Seven to nine hours of screen time per day for the average American kid does not leave much time for the American Academy of Pediatrics’ recommended 60 minutes a day of outside play. More than 15% of Michigan high school students are overweight or obese and less than 20% of Muskegon region adults engage in 150 minutes of aerobic activity each week, the third lowest ranked region in the State. Many in the health community have begun promoting trails as one answer to the obesity crisis, as well as health and behavior problems can lead have lifelong consequences. Muskegon County kids and adults alike need to be engaged in fun, physical activity. Trail use is a self-paced activity rather than a competition or side-by-side gym-based fitness, both of which many overweight adults find intimidating. Adventure sports like mountain biking have an undeniable power to stimulate young people and bring out their desire for challenge and excitement. This initial ease of access, proficiency development, and excitement is key to building the foundation of healthy, long-term physical activity habits.

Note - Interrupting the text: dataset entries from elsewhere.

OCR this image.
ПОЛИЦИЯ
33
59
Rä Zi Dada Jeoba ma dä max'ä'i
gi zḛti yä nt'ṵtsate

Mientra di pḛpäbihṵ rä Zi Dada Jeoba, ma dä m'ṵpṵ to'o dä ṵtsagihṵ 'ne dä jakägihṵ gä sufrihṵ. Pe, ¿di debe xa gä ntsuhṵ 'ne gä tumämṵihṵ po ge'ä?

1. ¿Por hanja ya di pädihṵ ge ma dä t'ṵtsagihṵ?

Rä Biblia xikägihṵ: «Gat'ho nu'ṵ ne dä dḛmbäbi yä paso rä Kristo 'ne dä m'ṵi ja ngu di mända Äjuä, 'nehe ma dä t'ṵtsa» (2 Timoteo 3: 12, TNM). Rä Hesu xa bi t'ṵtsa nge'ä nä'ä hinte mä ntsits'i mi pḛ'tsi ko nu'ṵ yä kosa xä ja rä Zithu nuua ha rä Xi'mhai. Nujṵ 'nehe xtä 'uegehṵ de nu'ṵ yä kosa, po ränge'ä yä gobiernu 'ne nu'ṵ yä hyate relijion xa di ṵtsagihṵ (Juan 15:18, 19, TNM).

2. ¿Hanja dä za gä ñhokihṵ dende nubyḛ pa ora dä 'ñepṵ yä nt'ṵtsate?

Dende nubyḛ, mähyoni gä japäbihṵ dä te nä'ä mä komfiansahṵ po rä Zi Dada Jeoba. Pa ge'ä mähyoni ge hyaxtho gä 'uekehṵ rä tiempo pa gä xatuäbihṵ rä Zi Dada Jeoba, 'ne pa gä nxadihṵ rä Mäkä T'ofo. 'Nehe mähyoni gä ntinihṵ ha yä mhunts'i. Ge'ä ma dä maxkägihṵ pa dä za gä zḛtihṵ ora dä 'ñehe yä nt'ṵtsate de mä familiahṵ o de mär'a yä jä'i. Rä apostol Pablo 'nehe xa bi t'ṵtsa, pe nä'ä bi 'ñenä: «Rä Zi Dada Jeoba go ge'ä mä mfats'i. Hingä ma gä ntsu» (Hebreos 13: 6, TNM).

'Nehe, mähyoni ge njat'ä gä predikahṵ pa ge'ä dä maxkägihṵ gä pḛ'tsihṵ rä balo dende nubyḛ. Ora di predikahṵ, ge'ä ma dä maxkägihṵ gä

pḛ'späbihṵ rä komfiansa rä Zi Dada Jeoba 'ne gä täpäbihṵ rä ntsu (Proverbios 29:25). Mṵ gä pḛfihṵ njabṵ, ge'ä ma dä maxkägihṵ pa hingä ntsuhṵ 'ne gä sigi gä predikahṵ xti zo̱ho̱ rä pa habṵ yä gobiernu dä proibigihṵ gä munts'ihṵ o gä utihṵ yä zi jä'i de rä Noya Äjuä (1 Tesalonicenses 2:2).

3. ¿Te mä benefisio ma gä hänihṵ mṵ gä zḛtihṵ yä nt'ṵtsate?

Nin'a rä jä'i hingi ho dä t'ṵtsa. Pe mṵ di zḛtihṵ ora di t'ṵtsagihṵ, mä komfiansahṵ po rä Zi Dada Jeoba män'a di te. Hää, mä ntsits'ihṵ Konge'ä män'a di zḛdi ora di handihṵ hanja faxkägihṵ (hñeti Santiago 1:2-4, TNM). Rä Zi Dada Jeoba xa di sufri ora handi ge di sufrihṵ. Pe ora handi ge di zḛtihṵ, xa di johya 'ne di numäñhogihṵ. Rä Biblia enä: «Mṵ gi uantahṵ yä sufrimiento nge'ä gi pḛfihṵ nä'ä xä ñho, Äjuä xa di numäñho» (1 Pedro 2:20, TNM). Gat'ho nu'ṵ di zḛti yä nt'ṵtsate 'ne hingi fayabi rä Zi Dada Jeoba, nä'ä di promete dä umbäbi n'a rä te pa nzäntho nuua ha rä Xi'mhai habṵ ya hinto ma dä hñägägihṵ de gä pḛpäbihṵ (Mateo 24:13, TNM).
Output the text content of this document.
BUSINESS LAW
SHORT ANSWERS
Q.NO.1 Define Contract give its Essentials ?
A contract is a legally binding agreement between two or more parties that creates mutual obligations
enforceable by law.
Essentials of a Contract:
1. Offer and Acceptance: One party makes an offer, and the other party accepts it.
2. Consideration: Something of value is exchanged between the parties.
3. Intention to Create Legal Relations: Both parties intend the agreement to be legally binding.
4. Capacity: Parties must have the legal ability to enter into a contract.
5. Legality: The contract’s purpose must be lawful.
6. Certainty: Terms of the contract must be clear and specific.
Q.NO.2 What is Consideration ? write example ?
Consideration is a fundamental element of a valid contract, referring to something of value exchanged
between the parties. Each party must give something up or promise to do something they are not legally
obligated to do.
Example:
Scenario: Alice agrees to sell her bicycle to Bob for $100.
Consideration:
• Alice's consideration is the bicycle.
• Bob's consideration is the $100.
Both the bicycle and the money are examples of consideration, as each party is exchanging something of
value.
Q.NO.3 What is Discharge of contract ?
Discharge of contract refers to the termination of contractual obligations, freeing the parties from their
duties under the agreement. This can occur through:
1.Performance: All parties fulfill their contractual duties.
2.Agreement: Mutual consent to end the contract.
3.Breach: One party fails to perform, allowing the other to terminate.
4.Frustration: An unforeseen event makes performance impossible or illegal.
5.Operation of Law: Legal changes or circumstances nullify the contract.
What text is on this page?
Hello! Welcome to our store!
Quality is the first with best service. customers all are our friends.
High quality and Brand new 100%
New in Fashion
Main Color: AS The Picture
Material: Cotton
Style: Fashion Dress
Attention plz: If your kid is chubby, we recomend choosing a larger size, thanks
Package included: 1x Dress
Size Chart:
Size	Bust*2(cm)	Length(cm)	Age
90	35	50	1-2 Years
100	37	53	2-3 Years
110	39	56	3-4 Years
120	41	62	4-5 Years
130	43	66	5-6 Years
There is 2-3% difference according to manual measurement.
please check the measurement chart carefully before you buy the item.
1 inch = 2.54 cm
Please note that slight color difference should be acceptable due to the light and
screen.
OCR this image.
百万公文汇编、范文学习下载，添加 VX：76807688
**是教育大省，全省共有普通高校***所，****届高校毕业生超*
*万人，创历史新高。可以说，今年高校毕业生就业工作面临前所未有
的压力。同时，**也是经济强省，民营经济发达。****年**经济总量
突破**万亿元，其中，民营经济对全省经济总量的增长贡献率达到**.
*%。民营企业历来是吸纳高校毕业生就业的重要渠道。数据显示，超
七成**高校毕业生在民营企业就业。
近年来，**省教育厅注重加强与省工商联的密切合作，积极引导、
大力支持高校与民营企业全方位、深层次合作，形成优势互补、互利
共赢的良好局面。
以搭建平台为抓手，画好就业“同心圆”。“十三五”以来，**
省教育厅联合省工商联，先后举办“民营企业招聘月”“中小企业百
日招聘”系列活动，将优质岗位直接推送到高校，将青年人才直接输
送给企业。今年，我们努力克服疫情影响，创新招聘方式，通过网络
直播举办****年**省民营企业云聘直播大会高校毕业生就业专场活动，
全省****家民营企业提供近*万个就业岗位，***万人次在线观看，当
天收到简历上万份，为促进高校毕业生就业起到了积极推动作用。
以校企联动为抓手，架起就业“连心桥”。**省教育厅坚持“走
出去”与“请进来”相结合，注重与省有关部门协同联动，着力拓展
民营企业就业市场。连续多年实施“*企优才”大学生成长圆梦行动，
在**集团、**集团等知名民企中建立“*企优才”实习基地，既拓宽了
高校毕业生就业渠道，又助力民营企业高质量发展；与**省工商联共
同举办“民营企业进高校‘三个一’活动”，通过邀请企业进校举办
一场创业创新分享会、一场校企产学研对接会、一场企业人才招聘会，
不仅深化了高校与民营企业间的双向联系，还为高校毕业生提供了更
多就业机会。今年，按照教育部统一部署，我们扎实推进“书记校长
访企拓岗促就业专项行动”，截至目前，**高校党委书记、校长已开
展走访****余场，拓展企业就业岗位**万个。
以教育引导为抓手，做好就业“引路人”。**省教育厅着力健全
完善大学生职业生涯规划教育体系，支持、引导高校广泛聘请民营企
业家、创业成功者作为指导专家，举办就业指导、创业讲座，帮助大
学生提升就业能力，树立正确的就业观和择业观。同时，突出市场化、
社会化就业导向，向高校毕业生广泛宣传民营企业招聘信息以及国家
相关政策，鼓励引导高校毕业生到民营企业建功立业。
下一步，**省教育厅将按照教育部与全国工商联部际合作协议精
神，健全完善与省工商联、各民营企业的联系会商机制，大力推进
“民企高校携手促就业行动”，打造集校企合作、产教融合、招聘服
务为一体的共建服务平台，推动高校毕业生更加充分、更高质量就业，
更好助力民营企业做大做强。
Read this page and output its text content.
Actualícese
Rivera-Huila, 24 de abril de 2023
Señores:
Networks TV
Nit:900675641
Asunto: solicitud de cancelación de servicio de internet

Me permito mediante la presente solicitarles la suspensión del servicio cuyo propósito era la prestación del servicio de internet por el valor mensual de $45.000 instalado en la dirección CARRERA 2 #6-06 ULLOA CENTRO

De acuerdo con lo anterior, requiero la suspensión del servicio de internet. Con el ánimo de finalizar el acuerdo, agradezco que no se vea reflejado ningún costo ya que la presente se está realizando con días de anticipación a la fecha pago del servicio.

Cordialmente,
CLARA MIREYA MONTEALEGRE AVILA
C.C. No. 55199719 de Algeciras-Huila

Objective 4: Improved community economic vitality

Muskegon is experiencing modest employment gains in manufacturing and health services sectors, but employment gains in other sectors are constrained by a lack of quality work force. Only 16% of 25-34 year olds in Muskegon have obtained bachelor’s degrees, a percentage that lags significantly behind other regions in Michigan and the greater US by an even larger margin. While this is a conundrum that stifles community sustainability and vitality in many medium sized towns, most of these locations do not have the potential quality of life assets of the many lakes and outdoor activities that younger professionals desire. Muskegon, by comparison, can take advantage of these natural assets to create the draw needed to attract and retain these professionals for longer durations.

Objective 5: Increase sense of place and community pride

A high quality trail system is a low-cost investment compared to most other capital expenditures made for marketing an area. Nationwide, trails are one of the most highly valued and desired community resources, regularly ranking ahead of swimming, golf, and ball field facilities which also have much higher capital and maintenance costs. Muskegon County does not currently host a single natural surface trail system that provides a four-season outdoor gathering place, a space for events, and an outlet for showcasing the outdoors that is central to the Muskegon brand.